(342g) Parametric Studies of Soot Formation, Evolution, and Oxidation in Turbulent Jet Flames

Soot contributes to many of the health and safety hazards associated with air pollution from combustion systems. Modeling soot formation behavior in turbulent flames involves several tightly coupled problems, including fluid dynamics, combustion chemistry, soot chemistry, soot particle size distributions, and turbulence behavior, all of which affect and are affected by soot formation and transport. There are significant uncertainties associated with modeling soot formation and transport in flames, which is crucial to developing accurate combustion models and predictive simulation tools.

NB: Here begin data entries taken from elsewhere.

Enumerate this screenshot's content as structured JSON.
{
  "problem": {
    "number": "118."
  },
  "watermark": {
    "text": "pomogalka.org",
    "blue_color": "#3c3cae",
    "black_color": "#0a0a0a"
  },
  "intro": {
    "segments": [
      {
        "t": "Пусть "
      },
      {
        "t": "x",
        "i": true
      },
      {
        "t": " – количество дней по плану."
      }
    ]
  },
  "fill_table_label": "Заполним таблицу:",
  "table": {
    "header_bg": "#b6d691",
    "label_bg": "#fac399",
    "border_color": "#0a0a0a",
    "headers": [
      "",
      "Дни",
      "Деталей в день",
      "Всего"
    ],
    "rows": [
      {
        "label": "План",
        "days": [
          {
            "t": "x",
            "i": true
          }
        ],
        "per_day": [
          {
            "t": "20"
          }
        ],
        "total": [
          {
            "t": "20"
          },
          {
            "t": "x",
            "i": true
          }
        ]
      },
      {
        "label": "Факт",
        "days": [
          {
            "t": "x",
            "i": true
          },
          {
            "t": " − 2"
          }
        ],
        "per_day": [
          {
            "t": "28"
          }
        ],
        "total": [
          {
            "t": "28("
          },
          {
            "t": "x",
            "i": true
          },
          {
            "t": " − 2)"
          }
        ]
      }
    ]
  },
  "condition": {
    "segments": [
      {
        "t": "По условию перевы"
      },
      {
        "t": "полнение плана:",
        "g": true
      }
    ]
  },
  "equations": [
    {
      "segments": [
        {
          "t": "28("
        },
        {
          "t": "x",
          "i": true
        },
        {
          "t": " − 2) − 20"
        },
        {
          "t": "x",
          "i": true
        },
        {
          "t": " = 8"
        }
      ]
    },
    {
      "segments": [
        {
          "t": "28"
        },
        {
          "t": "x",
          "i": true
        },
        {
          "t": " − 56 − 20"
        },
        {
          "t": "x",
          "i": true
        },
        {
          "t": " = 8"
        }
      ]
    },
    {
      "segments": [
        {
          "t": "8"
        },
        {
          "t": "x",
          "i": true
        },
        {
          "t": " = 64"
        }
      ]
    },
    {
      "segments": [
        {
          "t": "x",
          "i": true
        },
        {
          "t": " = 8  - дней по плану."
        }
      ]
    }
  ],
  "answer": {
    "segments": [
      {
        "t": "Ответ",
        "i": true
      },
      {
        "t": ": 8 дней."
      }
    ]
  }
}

The one-dimensional turbulence (ODT) model is an accurate and affordable alternative to direct numerical simulation (DNS), which is often computationally prohibitive for turbulent reacting flows of interest to engineers. ODT captures the full range of length and time scales in one dimension and delivers detailed statistical information on turbulent gas and particle transport. It allows simulations of soot in the late stages of a flame, which are typically inaccessible to DNS because of the high computational cost.

We present parametric simulations of experimental ethylene diffusion jet flames with a focus on soot evolution and oxidation. We implement and evaluate advanced soot chemistry and particle size distribution models, including the conditional quadrature method of moments (CQMOM). Soot formation rates, growth mechanisms, and oxidation mechanisms are varied, and gas temperature, soot volume fraction, and radiative enthalpy losses are quantified in order to evaluate the models and gain insight on the nature of soot-flame interactions in the soot oxidation regions of the flames.